I swallowed, anxiety running white-hot through my veins before he nodded once. His full lips turned up slowly before he slipped behind the shower door, running a towel across his biceps and over his head quickly before tossing the spent towel on the floor at his feet.
The stretch of his broad body walking away from me, his last kiss goodbye.
EIGHTEEN
Tressa
As I came down the narrow steps of Bastien’s stairway ten minutes later, still dripping wet from the shower when Ronnie John—one of the kids from Bastien’s catechism class—sped around the corner, climbing the stairs two at a time with fear painting his features.
My heart pummeled my throat as I realized how bad this looked.
So very bad.
There was no sensible reason I should be sneaking down Father Bastien’s private stairwell so early in the morning. This kid would definitely run off and tell everyone he knew, and then where would that leave us? And Bastien’s job? The parishioners would revolt, the cardinal would come, Bastien would be ripped from St. Mike’s.

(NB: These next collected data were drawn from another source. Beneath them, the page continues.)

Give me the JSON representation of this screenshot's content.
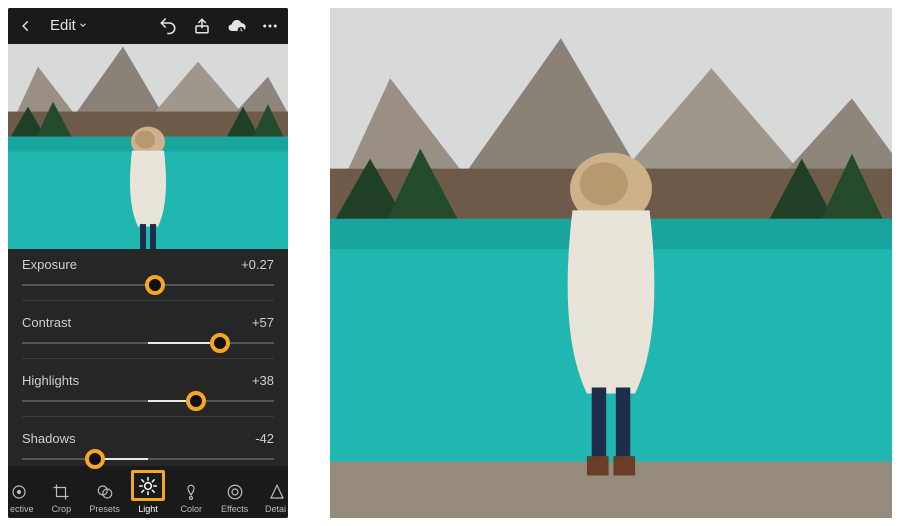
{
  "header": {
    "edit_label": "Edit"
  },
  "sliders": {
    "exposure": {
      "label": "Exposure",
      "value_text": "+0.27",
      "value": 0.27,
      "min": -5,
      "max": 5
    },
    "contrast": {
      "label": "Contrast",
      "value_text": "+57",
      "value": 57,
      "min": -100,
      "max": 100
    },
    "highlights": {
      "label": "Highlights",
      "value_text": "+38",
      "value": 38,
      "min": -100,
      "max": 100
    },
    "shadows": {
      "label": "Shadows",
      "value_text": "-42",
      "value": -42,
      "min": -100,
      "max": 100
    }
  },
  "tools": {
    "selective_cut": "ective",
    "crop": "Crop",
    "presets": "Presets",
    "light": "Light",
    "color": "Color",
    "effects": "Effects",
    "detail_cut": "Detai"
  },
  "colors": {
    "accent": "#f5a623",
    "water": "#1fb7b0",
    "sky": "#d7dad9"
  }
}
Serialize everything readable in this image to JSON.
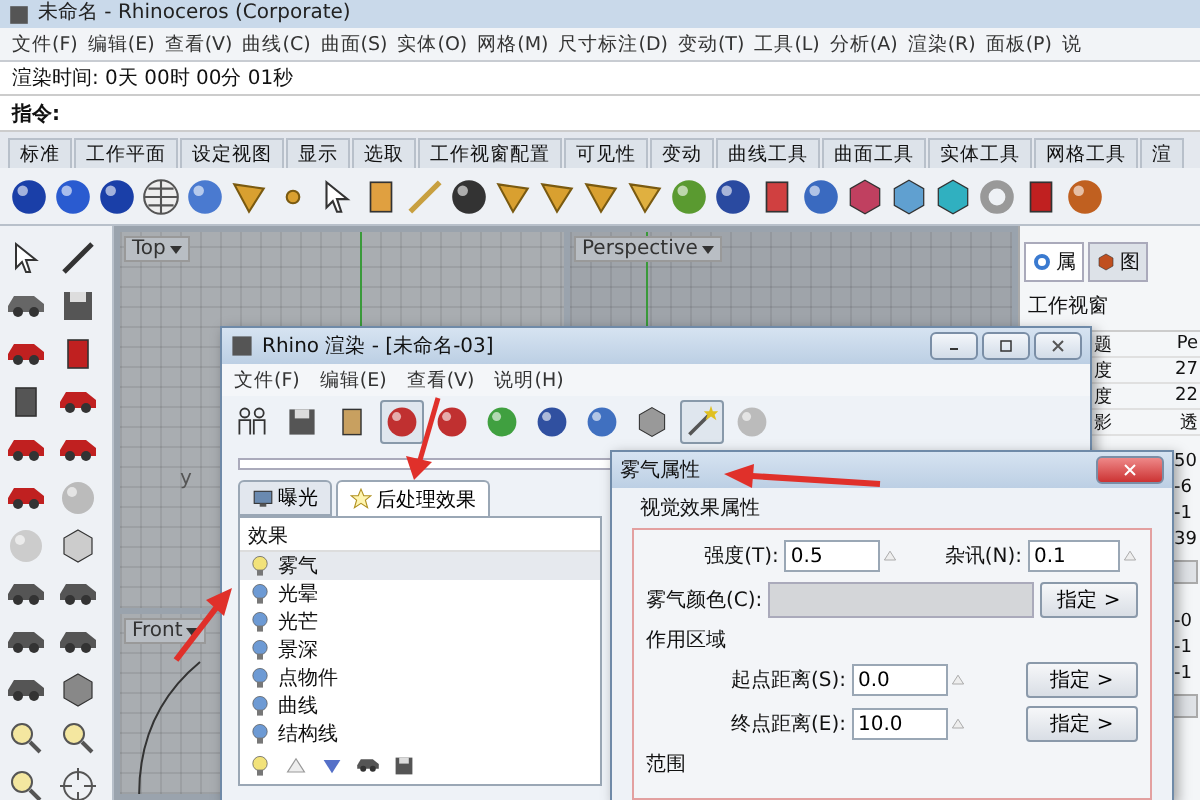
{
  "window": {
    "title": "未命名 - Rhinoceros (Corporate)"
  },
  "menu": [
    "文件(F)",
    "编辑(E)",
    "查看(V)",
    "曲线(C)",
    "曲面(S)",
    "实体(O)",
    "网格(M)",
    "尺寸标注(D)",
    "变动(T)",
    "工具(L)",
    "分析(A)",
    "渲染(R)",
    "面板(P)",
    "说"
  ],
  "command_history": "渲染时间: 0天 00时 00分 01秒",
  "command_prompt": "指令:",
  "toolbar_tabs": [
    "标准",
    "工作平面",
    "设定视图",
    "显示",
    "选取",
    "工作视窗配置",
    "可见性",
    "变动",
    "曲线工具",
    "曲面工具",
    "实体工具",
    "网格工具",
    "渲"
  ],
  "viewports": [
    {
      "label": "Top",
      "axis_label": "y"
    },
    {
      "label": "Perspective"
    },
    {
      "label": "Front"
    }
  ],
  "side_panel": {
    "tabs": [
      {
        "label": "属",
        "selected": true
      },
      {
        "label": "图",
        "selected": false
      }
    ],
    "heading": "工作视窗",
    "properties": [
      {
        "label": "题",
        "value": "Pe"
      },
      {
        "label": "度",
        "value": "27"
      },
      {
        "label": "度",
        "value": "22"
      },
      {
        "label": "影",
        "value": "透"
      }
    ],
    "values_a": [
      "50",
      "-6",
      "-1",
      "39"
    ],
    "values_b": [
      "-0",
      "-1",
      "-1"
    ]
  },
  "render_dialog": {
    "title": "Rhino 渲染 - [未命名-03]",
    "menu": [
      "文件(F)",
      "编辑(E)",
      "查看(V)",
      "说明(H)"
    ],
    "tabs": [
      {
        "label": "曝光",
        "selected": false
      },
      {
        "label": "后处理效果",
        "selected": true
      }
    ],
    "list_header": "效果",
    "effects": [
      {
        "label": "雾气",
        "on": true,
        "selected": true
      },
      {
        "label": "光晕",
        "on": false,
        "selected": false
      },
      {
        "label": "光芒",
        "on": false,
        "selected": false
      },
      {
        "label": "景深",
        "on": false,
        "selected": false
      },
      {
        "label": "点物件",
        "on": false,
        "selected": false
      },
      {
        "label": "曲线",
        "on": false,
        "selected": false
      },
      {
        "label": "结构线",
        "on": false,
        "selected": false
      }
    ]
  },
  "fog_dialog": {
    "title": "雾气属性",
    "group_title": "视觉效果属性",
    "strength": {
      "label": "强度(T):",
      "value": "0.5"
    },
    "noise": {
      "label": "杂讯(N):",
      "value": "0.1"
    },
    "color": {
      "label": "雾气颜色(C):",
      "button": "指定 >"
    },
    "area_title": "作用区域",
    "start": {
      "label": "起点距离(S):",
      "value": "0.0",
      "button": "指定 >"
    },
    "end": {
      "label": "终点距离(E):",
      "value": "10.0",
      "button": "指定 >"
    },
    "range_title": "范围"
  }
}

Our very worst fears were materializing on the face of this boy.
“I can explain.” I choked on the statement, because I couldn’t.
I couldn’t explain.
“Run.” He clutched my elbow.
“What?” I shook my head, confused.
“Run, Ms. Tressa,” Ronnie John urged, begging me to follow him a beat before seemingly giving up and scrambling up the stairs as quickly as possible. He landed at the top of the staircase and launched himself down the hallway just as a series of booms echoed through the tiny chambers of the house.
“What the fuck is going on?” I breathed, fear causing my palms to prickle with sweat as the smell of gunpowder circled my nostrils. “Ronnie!” I screamed up the stairs, eyes darting from the door he’d slammed closed behind him to the long, dark hallway down which he’d come. The one that led deep into the bowels of St. Mike’s.
I gulped, fear pulsing through me as realization dawned that danger lay ahead, in exactly the direction Bastien had gone.
“Oh God.”
I’d been so wrapped up in our sin, I hadn’t even realized the boom from earlier was something far more serious than I could have imagined. Indecision iced my veins before I launched forward, pushing myself down the long hall and bursting into the sacristy.
Horrifying, deafening silence.
I crossed the room, conscious of every footstep on the aged wooden floor.
My hand quaked as I turned the doorknob that led from the sacristy and into the nave of the church. Rustling against the other side of the door shook me before I sucked in a shallow breath and opened it a crack.
Centuries-old incense laced with the scent of blood pulsed in the air as Lucy clutched Ms. Watson against her body, blood leaking between her fingers, spread across her face, seeping beneath her folded legs and soaking the smooth wooden floor.
“Oh God.” I covered my mouth, holding back vomit and my wildest scream. Tears pierced my eyes and stung my cheeks. “No.”
I yanked the door wider, pulling Lucy and Ms. Watson into the tiny room with me, scanning quickly behind them for the cause of all this blood.
“Bastien’s out there,” Lucy choked out, eyes wide with fear as our gazes met for the first time.
“I don’t see him.” A sinking feeling ate up my stomach.
“He’s in the vestibule.” Her hands began to shake as fresh blood soaked between her fingers. It looked like it was coming from Ms. Watson’s chest, but it was so hard to tell.
I’d never seen so much blood.
Bile rose in my throat as a crimson river traveled down the cracks of the wooden floor I’d just crossed, unaware of the massacre happening just on the other side of the door.
“Are you hurt? The baby?”Fuck. Where was my phone?Both of them needed an ambulance.